И он двинулся в комнату с кувшинчиком в руках, а я несла следом чай и, разливая его в чашки, все не могла избавиться от ощущения, что брат разыгрывает меня. Лишь когда мы уже сидели за столом и брат, обращаясь к остальным, объяснял, где именно в нашей квартире по улице Св. Анны стоял этот кувшинчик, разбитый им в детстве, но потом искусно склеенный кем-то, я поняла, что никакого розыгрыша нет: просто он говорит не о моем кувшинчике, а об одной из его копий, которых в свое время было, может быть, сотни и тысячи. В квартире на улице Св. Анны у нас был кувшинчик с лебедями, брат его раскокал, осколки выбросили и о кувшинчике забыли. По крайней мере забыла я; уж в этом-то не было никаких сомнений. Но не забыла о нем та, другая, непонятная женщина, которая в последнее время прилежно рассылает новогодние поздравления, ходит на свадьбы, конфирмации, поминки, разыскивает родственников, наносит визиты, принимает гостей. Эта женщина помнила кувшинчик и сразу узнала его, хоть это и фикция, мираж, обман чувств, ибо кувшинчик с водой у меня на кухне не тождествен тому, давным-давно разбитому, некогда стоявшему в нашей квартире — и, однако, чем-то он все же однозначен с тем, и потому его нельзя было не купить, не принести домой: он просто должен быть там, где живет эта женщина, должен находиться поблизости.

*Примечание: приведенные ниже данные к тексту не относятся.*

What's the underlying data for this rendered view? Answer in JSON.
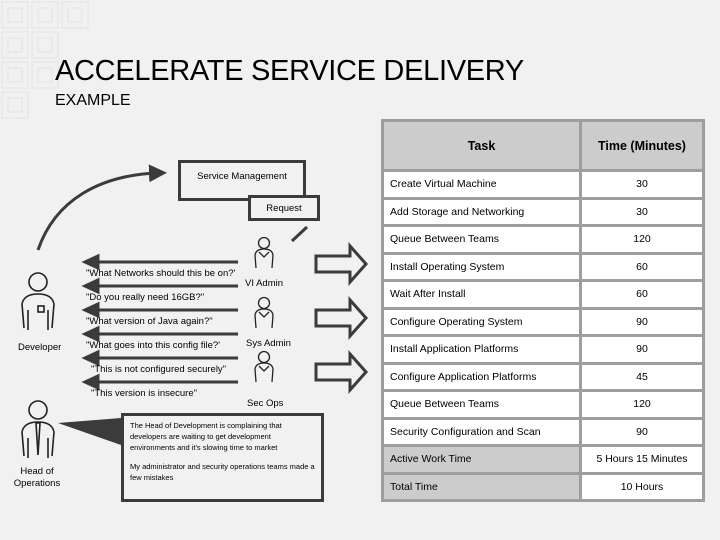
{
  "header": {
    "title": "ACCELERATE SERVICE DELIVERY",
    "subtitle": "EXAMPLE"
  },
  "diagram": {
    "service_management": "Service Management",
    "request": "Request",
    "roles": {
      "developer": "Developer",
      "head_of_operations": "Head of Operations",
      "vi_admin": "VI Admin",
      "sys_admin": "Sys Admin",
      "sec_ops": "Sec Ops"
    },
    "quotes": [
      "\"What Networks should this be on?'",
      "\"Do you really need 16GB?\"",
      "\"What version of Java again?\"",
      "\"What goes into this config file?'",
      "\"This is not configured securely\"",
      "\"This version is insecure\""
    ],
    "note": {
      "paragraph1": "The Head of Development is complaining that developers are waiting to get development environments and it's slowing time to market",
      "paragraph2": "My administrator and security operations teams made a few mistakes"
    }
  },
  "table": {
    "headers": [
      "Task",
      "Time (Minutes)"
    ],
    "rows": [
      {
        "task": "Create Virtual Machine",
        "time": "30"
      },
      {
        "task": "Add Storage and Networking",
        "time": "30"
      },
      {
        "task": "Queue Between Teams",
        "time": "120"
      },
      {
        "task": "Install Operating System",
        "time": "60"
      },
      {
        "task": "Wait After Install",
        "time": "60"
      },
      {
        "task": "Configure Operating System",
        "time": "90"
      },
      {
        "task": "Install Application Platforms",
        "time": "90"
      },
      {
        "task": "Configure Application Platforms",
        "time": "45"
      },
      {
        "task": "Queue Between Teams",
        "time": "120"
      },
      {
        "task": "Security Configuration and Scan",
        "time": "90"
      }
    ],
    "summary": [
      {
        "label": "Active Work Time",
        "value": "5 Hours 15 Minutes"
      },
      {
        "label": "Total Time",
        "value": "10 Hours"
      }
    ]
  },
  "colors": {
    "background": "#f1f1f1",
    "table_border": "#9e9e9e",
    "table_header": "#cccccc",
    "stroke": "#3b3b3b"
  }
}
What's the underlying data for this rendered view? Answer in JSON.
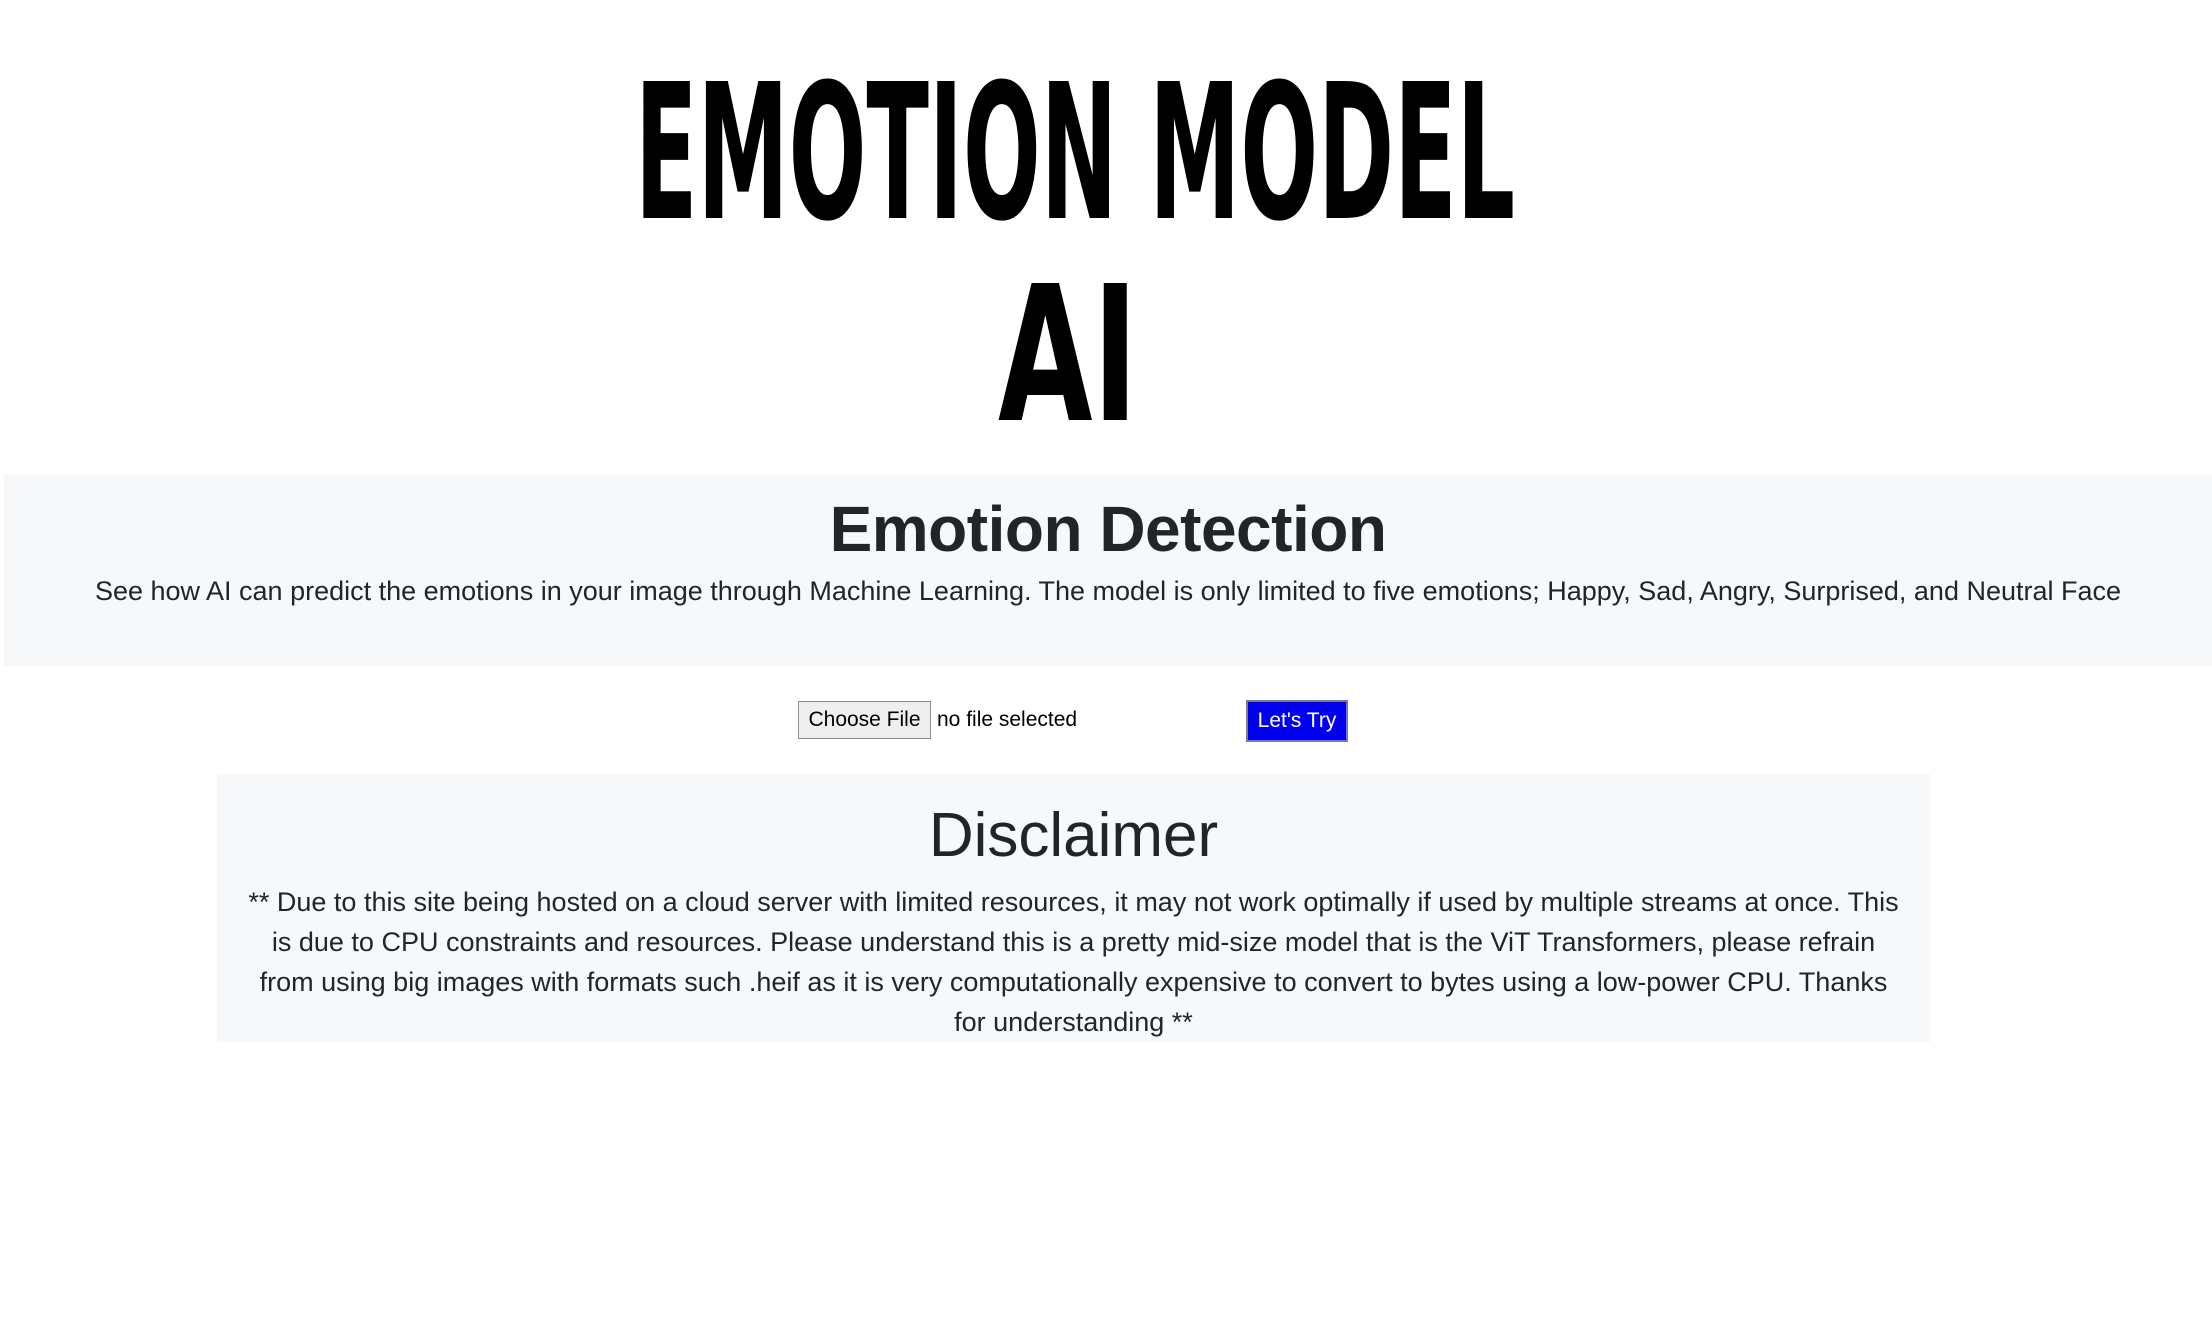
{
  "logo": {
    "line1": "EMOTION MODEL",
    "line2": "AI"
  },
  "hero": {
    "title": "Emotion Detection",
    "description": "See how AI can predict the emotions in your image through Machine Learning. The model is only limited to five emotions; Happy, Sad, Angry, Surprised, and Neutral Face"
  },
  "upload": {
    "choose_label": "Choose File",
    "status_text": "no file selected",
    "submit_label": "Let's Try"
  },
  "disclaimer": {
    "title": "Disclaimer",
    "body": "** Due to this site being hosted on a cloud server with limited resources, it may not work optimally if used by multiple streams at once. This is due to CPU constraints and resources. Please understand this is a pretty mid-size model that is the ViT Transformers, please refrain from using big images with formats such .heif as it is very computationally expensive to convert to bytes using a low-power CPU. Thanks for understanding **"
  },
  "colors": {
    "section_bg": "#f7f8fa",
    "submit_bg": "#0000ee",
    "text": "#212529"
  }
}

Это был день, когда я торжественно призналась себе, что проиграла сражение. Мы проиграли его все трое: Элек Сабо, Ленке Яблонцаи и я, заключившие некогда тайный союз, нечто вроде заговора. «Ты была очень счастлива с нами, — сказал отец однажды вечером, когда они спокойно и бесстрастно, словно речь шла о меню на будущую неделю, обсуждали, как мне жить, когда их не станет, — даже слишком счастлива. Когда нас не станет, тебе придется разобрать сцену, уничтожить все, что связано с нами. Не жалей ни мебели, ни прочего. Раздай все, раздари, чтоб ничего не осталось». — «Слышишь? Все! — твердо взглянула на меня матушка. — Даже мои книги. Девические мои книги — все равно чепуха. Поняла? Я не хочу, чтобы ты оглядывалась назад. Всегда смотри только вперед! Не хочу, чтобы столик для рукоделия, какой-нибудь старый шкаф… Словом, я хочу, чтобы ты смеялась. Чтобы была свободна от нас, чтобы не испытывала боли. Обещаешь?» Я обещала. Исчез и дом, и квартира, и мебель, и вещи — почти все вещи, как они хотели, исчезли вместе с ними. Не осталось практически ничего, что напоминало бы о той, безвозвратно утраченной жизни, — и вот тут-то я принялась разыскивать своих родственников, чтобы на лицах, почти чужих, вновь увидеть хотя бы одну родную черточку: линию губ, рисунок лба, разрез глаз; меня тянуло к тем, кто знал моих родителей, слышал их голос, их шутки, слышал, как они поют; я перенимала их друзей, их знакомства, их встречи с теми, с кем они бывали вместе в определенные дни недели, и ходила за них на свидания. Вот и в антикварном магазине я уверенно потянулась к предмету, память о котором давно стерло во мне время. Время, которое подчинило себе мое самосознание и оказалось бессильным перед более глубокими слоями моего «я». И вот по синей фарфоровой воде, на спинах лебедей приплыли обратно те, кто давно умер, приплыли домой, немного сконфуженные, но в общем довольные, ибо они ведь действительно сделали все, чтобы мне помочь, а уж если не получилось — ну что ж, ничего не поделаешь. И мы снова оказались вместе, втроем: матушка, отец и я, — и, чтобы не сойти с ума, чтобы жить дальше, я написала «Старый колодец», а теперь вот — «Старомодную историю».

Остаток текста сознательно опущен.